Monday, October 01, 2018

Doggy Don'ts

Is it okay to be critical of a dog's appearance in front of its owner? 

I had to think about this today while taking my morning constitutional around the soccer field. There was this chocolate brown lab, delicious and pudgy, prancing around the field, playing fetch with its owner. When I passed close by, he trotted over, tail wagging furiously. I had to stop, put out my fist and give it some loving. "Aren't you gorgeous?" I crooned. "Thank you," his owner said graciously, as if she had been in any way responsible for the dog's beauty. 

Then I continued talking to that lovely furry face. "You are so beautiful! You need the exercise, don't you?" Catching a glance at the owner's face, I saw she was no longer looking pleased. In fact, her gracious smile was gone. She whistled, and the dog obediently followed her out of the park. 

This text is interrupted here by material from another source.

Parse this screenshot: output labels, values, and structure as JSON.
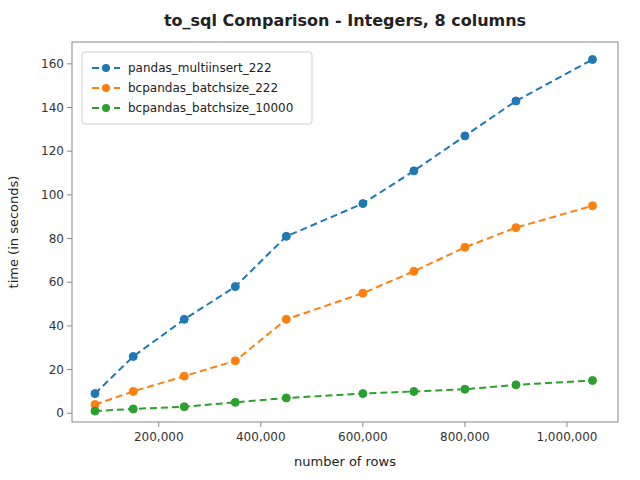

As I continued walking, I was conscious of committing a social solecism. In all fairness, I hadn't meant to be critical of the dog's pudginess. I was, in some oblique way, saying that it was okay for the dog to be running around the field, that I wasn't going to cite Section 3.2a of the city code about unleashed dogs. Okay, I was also saying that the dog, although cute, definitely needed the run, and what was an owner to do? The neighborhood dog park was often populated with unfriendly, aggressive dogs, and if your dog was naturally a mellow, comfortably plump fellow, the soccer field in the wee morning hours was the only way to go. So I was being sympathetic to the owner's plight. 

I thought some more. 

It wasn't like the dog was a baby, right? I don't think anyone can get away with calling out a baby in front of a parent as being too plump. "You need to get out of the stroller more often, little guy," I wasn't going to say. Even if I were alone with a baby, I wouldn't think of being anything but complimentary. "Who's a cutie?" I would exclaim. Anything else, and the baby might absorb your words like osmosis and have self-esteem issues later in life. And who would be to blame for that but some random stranger at the park? 

Do dogs feel the same? What about cats? Or are we reaching some new extreme of anthropomorphizing pets? 

There are folks who take the dog-owning thing as equivalent to parenting. "My kids have four paws!" exclaim decals on many a vehicle. "We don't have kids, but we have 2 dogs and a cat," they say at parties. As if that's plenty, thank you very much, we can't possibly have human kids when we have animal kids, and what's the difference any way. 

Thinking this through, I concluded that I could have been more tactful this morning. I phrased it badly. I should have something innocuous to Yummy Lab like, "It's a good day for a run, isn't it?" Something I would say to a human, in passing. Only the human would be running too fast to hear me. But that's another story.